PetaLibrary metadata outage
Incident Report for CU Boulder RC
Resolved
The PetaLibrary BeeGFS metadata service has remained stable without further incident. We are continuing to work with our support vendor (the file system developer) to understand root cause.
Posted Jan 17, 2020 - 09:54 MST
Update
The PetaLibrary has remained accessible after our previous administrative action, including during and after our separate maintenance activities.

We are still waiting to hear from support regarding why this happened in the first place.

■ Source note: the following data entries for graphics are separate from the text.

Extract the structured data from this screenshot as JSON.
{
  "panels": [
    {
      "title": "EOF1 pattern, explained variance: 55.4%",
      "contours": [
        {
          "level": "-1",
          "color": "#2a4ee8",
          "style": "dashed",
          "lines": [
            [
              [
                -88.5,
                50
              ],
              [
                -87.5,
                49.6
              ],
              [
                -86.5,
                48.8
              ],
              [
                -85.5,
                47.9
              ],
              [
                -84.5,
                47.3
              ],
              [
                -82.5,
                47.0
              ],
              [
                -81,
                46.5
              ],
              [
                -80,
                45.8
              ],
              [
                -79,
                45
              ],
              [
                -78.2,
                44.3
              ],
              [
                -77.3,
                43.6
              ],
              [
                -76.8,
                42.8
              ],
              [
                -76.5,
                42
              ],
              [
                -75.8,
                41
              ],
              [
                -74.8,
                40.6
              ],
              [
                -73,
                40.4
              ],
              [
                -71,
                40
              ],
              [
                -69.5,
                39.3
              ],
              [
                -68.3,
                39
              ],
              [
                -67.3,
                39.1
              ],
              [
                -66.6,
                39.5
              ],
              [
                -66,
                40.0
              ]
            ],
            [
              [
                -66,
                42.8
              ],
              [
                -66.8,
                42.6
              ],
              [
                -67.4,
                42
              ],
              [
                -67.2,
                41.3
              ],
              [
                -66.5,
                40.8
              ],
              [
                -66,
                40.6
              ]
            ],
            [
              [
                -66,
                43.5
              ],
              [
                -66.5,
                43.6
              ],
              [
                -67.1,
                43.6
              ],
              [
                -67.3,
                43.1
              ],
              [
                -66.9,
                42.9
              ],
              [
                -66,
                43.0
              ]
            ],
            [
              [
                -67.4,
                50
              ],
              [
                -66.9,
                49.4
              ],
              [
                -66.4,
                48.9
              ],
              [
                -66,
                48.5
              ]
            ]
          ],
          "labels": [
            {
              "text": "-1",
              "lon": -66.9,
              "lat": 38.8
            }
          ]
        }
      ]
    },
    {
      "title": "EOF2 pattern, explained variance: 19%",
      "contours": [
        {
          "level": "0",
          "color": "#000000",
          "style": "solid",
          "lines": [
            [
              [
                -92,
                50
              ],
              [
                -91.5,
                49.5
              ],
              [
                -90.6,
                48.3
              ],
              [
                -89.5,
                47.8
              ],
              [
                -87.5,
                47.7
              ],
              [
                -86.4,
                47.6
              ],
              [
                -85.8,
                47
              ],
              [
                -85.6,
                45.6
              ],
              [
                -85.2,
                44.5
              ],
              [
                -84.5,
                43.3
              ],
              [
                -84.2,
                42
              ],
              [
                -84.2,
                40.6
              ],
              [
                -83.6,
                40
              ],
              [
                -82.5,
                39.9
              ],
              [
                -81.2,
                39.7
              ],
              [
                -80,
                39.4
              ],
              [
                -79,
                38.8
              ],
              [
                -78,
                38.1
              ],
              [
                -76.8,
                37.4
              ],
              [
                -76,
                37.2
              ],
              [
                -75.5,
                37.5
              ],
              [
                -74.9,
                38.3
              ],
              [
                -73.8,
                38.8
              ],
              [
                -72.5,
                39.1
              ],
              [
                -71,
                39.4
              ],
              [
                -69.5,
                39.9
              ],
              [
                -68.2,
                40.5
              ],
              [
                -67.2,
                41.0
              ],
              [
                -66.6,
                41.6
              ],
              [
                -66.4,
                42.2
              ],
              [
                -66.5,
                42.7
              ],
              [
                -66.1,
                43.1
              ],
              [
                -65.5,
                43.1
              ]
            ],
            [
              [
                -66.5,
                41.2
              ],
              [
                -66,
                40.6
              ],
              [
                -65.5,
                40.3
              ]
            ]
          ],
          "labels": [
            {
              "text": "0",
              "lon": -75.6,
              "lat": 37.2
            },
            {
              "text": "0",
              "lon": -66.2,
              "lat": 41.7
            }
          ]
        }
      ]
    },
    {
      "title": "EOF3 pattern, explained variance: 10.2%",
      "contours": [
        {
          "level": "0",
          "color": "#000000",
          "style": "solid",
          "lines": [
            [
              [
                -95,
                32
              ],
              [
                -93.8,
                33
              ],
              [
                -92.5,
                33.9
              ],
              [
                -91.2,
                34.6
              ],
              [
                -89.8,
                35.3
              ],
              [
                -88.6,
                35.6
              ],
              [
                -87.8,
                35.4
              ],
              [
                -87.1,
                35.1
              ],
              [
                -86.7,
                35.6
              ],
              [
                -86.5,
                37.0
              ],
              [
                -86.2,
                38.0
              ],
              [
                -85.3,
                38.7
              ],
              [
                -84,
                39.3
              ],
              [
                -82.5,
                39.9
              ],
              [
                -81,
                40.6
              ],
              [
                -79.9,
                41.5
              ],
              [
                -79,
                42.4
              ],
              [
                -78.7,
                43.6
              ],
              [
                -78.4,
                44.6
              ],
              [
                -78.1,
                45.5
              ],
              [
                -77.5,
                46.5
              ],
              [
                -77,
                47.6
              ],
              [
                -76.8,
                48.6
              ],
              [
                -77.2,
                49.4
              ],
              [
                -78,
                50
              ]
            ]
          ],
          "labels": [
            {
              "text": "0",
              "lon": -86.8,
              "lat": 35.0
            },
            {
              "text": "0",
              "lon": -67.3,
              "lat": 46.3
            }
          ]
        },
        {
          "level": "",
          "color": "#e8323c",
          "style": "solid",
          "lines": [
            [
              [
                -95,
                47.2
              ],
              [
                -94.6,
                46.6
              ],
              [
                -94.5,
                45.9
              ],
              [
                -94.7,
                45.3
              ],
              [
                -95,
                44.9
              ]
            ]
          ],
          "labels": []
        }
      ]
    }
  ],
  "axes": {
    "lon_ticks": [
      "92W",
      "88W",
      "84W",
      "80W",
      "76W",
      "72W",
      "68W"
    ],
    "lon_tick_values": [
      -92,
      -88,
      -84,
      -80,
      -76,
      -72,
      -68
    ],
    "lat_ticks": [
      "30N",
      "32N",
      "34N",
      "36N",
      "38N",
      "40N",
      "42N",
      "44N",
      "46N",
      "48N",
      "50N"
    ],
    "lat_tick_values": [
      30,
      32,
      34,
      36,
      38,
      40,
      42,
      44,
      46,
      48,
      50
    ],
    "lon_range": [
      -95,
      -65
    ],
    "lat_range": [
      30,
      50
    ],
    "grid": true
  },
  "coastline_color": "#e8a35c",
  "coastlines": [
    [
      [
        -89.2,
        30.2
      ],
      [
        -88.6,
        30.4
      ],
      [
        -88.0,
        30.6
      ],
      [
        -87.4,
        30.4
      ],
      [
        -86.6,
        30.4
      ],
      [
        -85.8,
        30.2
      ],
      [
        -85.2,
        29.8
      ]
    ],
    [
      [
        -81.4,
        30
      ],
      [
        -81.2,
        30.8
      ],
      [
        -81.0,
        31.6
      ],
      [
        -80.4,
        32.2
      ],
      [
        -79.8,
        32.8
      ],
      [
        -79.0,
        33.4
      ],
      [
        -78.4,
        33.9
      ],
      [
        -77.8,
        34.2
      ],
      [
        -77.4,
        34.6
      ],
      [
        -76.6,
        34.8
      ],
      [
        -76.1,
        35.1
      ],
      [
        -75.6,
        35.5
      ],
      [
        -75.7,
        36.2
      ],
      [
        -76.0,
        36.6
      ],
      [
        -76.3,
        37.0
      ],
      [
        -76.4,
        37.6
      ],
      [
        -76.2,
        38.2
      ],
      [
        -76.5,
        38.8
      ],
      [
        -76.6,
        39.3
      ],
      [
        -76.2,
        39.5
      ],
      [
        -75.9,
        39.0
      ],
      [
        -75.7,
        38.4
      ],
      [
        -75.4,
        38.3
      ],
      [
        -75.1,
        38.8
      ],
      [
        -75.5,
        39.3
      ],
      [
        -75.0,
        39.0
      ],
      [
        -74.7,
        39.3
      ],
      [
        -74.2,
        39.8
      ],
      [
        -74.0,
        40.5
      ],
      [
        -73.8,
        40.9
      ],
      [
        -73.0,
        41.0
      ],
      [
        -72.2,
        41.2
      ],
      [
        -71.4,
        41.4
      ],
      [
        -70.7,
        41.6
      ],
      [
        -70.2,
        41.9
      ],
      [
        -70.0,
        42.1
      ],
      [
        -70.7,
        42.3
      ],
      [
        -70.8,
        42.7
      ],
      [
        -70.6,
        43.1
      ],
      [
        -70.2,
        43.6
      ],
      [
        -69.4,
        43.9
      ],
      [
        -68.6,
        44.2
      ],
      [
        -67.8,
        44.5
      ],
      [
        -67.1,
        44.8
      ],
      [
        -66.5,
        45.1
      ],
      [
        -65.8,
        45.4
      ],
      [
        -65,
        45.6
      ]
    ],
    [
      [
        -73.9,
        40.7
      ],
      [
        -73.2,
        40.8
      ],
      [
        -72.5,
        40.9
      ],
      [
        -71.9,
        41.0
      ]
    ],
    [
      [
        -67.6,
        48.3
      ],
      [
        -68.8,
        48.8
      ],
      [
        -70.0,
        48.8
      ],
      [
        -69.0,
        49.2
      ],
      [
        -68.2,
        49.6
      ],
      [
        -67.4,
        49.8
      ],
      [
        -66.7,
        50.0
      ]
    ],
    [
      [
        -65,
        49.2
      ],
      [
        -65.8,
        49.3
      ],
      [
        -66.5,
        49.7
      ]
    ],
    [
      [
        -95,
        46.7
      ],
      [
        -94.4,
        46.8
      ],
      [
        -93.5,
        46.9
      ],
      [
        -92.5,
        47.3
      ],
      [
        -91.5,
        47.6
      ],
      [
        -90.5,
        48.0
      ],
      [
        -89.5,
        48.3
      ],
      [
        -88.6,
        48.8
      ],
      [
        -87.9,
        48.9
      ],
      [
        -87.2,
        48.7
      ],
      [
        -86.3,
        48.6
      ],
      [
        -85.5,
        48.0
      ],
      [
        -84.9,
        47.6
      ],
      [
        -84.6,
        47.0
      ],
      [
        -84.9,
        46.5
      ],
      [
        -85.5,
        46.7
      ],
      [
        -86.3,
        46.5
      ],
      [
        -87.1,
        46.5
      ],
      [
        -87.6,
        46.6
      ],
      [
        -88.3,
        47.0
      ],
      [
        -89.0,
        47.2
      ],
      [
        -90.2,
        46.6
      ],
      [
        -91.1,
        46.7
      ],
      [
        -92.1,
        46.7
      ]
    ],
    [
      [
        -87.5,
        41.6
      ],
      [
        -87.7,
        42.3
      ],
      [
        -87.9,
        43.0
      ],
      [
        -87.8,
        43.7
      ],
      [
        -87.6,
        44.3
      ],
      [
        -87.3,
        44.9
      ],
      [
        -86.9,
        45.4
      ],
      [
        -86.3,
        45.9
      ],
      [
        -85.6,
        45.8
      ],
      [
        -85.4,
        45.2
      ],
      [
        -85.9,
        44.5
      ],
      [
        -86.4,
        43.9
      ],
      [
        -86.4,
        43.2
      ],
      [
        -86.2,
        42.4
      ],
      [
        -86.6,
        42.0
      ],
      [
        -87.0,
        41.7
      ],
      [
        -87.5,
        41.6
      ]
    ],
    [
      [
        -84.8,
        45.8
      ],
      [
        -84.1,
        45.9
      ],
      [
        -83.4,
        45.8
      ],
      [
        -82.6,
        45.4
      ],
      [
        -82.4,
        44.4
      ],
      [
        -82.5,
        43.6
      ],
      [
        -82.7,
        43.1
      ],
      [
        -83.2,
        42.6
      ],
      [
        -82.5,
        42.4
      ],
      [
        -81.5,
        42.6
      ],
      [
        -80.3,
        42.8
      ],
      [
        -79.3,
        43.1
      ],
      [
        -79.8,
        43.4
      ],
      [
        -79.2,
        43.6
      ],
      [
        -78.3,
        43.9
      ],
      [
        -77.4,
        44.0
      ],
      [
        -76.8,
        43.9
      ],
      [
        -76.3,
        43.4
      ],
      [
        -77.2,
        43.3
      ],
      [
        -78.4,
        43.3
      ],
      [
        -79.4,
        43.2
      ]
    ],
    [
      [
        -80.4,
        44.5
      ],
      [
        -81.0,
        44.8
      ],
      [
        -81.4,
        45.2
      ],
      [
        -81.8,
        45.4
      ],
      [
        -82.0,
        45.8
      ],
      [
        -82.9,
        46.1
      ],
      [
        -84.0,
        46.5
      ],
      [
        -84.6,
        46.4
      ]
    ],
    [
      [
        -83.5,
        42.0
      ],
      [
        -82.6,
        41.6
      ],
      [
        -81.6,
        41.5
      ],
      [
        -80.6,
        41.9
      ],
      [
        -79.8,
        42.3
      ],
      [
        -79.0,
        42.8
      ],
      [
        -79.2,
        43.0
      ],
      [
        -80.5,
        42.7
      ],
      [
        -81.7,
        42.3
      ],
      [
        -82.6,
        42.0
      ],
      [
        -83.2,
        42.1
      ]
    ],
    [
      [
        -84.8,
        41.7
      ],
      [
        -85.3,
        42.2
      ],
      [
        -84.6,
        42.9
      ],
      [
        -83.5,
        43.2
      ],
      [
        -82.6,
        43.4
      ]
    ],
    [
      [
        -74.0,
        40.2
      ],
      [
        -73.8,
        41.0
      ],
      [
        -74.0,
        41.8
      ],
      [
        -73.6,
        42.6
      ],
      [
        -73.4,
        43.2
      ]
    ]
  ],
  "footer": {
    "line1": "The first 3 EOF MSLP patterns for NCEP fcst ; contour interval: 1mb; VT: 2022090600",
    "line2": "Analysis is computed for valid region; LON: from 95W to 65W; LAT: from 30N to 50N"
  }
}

In the mean time, we will keep this incident open and monitoring the system closely.
Posted Jan 15, 2020 - 17:23 MST
Monitoring
We have implemented a fix for the beegfs-meta outage. The fix immediately restored access to the fs, but we are monitoring the system to observe whether the problem reoccurs.

We are in contact with both our integrator and file system developer regarding this issue.
Posted Jan 15, 2020 - 15:55 MST
Investigating
We are currently experiencing a BeeGFS metadata outage affecting all services that use the PetaLibrary, including Summit and Blanca. We are actively investigating the incident and will provide any information as we get it.

We currently believe this issue is unrelated to the maintenance work, as its initial symptoms started before any action had been taken, and before the maintenance was scheduled.

We apologize for this inconvenience, and will be working to restore service as soon as possible.
Posted Jan 15, 2020 - 15:06 MST
This incident affected: Blanca, PetaLibrary, and RMACC Summit.